Some of the larger roundabouts have directional markings on the pavement, if there two lanes approaching the roundabout. The A90 roundabout approaching Dundee is one such roundabout. And as you're going to be in Aberdeen, you may encounter the notorious Haudagain Roundabout, which has been voted the worst roundabout in Britain. It's at the bottom of Anderson Drive, where the A90 and A96 meet. Make sure that you're in the correct lane well before you reach it.
On the single track roads with passing places, the "pull out" or passing places can be on either side of the road. It mainly depends on where the road builders could find a spot with no subsidence. Oddly enough, the highway code dictates that a car coming uphill has the right of way. Nothing beats the thrill of having to back uphill to the nearest passing place!
You won't have any trouble finding petrol stations. Petrol is sold by the litre, so what you may think is a low price isn't. Petrol is currently running about $8.00 per U.S. gallon, but most hire cars get really good m.p.g.
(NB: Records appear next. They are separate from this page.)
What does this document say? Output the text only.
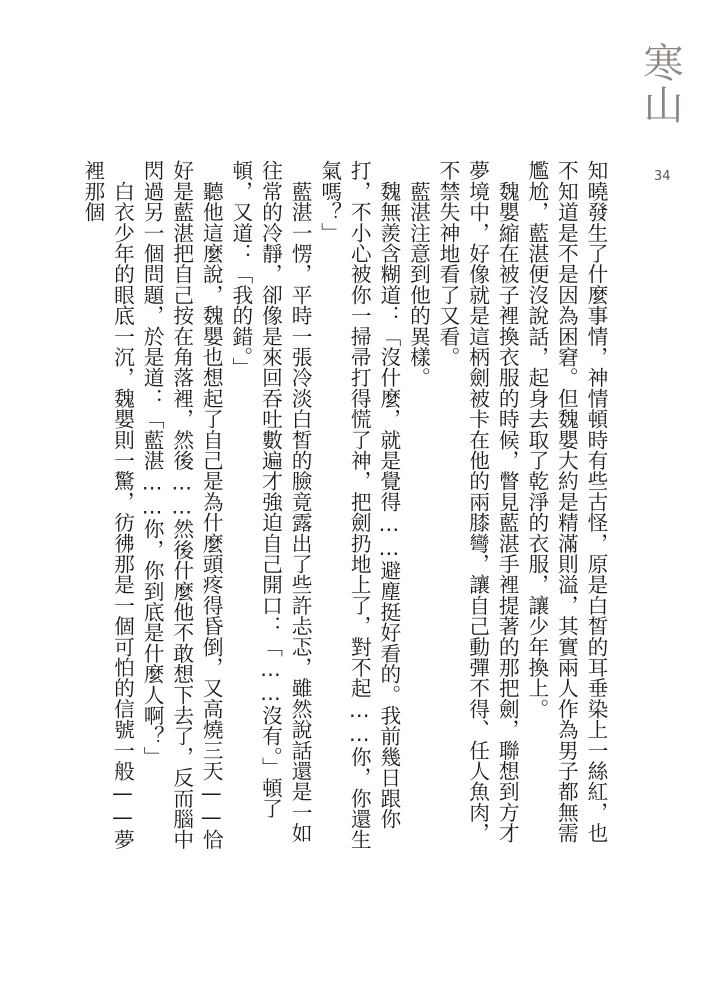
寒山
34

知曉發生了什麼事情，神情頓時有些古怪，原是白皙的耳垂染上一絲紅，也不知道是不是因為困窘。但魏嬰大約是精滿則溢，其實兩人作為男子都無需尷尬，藍湛便沒說話，起身去取了乾淨的衣服，讓少年換上。

　魏嬰縮在被子裡換衣服的時候，瞥見藍湛手裡提著的那把劍，聯想到方才夢境中，好像就是這柄劍被卡在他的兩膝彎，讓自己動彈不得、任人魚肉，不禁失神地看了又看。

　藍湛注意到他的異樣。

　魏無羨含糊道：「沒什麼，就是覺得……避塵挺好看的。我前幾日跟你打，不小心被你一掃帚打得慌了神，把劍扔地上了，對不起……你，你還生氣嗎？」

　藍湛一愣，平時一張冷淡白皙的臉竟露出了些許忐忑，雖然說話還是一如往常的冷靜，卻像是來回吞吐數遍才強迫自己開口：「……沒有。」頓了頓，又道：「我的錯。」

　聽他這麼說，魏嬰也想起了自己是為什麼頭疼得昏倒，又高燒三天——恰好是藍湛把自己按在角落裡，然後……然後什麼他不敢想下去了，反而腦中閃過另一個問題，於是道：「藍湛……你，你到底是什麼人啊？」

　白衣少年的眼底一沉，魏嬰則一驚，彷彿那是一個可怕的信號一般——夢裡那個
Skye is the only place you'll be where filling stations are few and far between, so I'd recommend filling up at the filling station in Broadford, next to the Co-op supermarket. It's about the best price you'll pay on Skye, and it's the easiest in and out. On the mainland, the cheapest petrol is usually at the filling stations connected with supermarkets, i.e.: Tesco, Asda, Morrisons. They often have price wars.
As in the U.S., rain doesn't affect driving. The Scottish roads are well maintained, but common sense would tell you to drive slower, especially as you're approaching curves.
As they used to say in the ESSO commercials, "Happy Motoring!"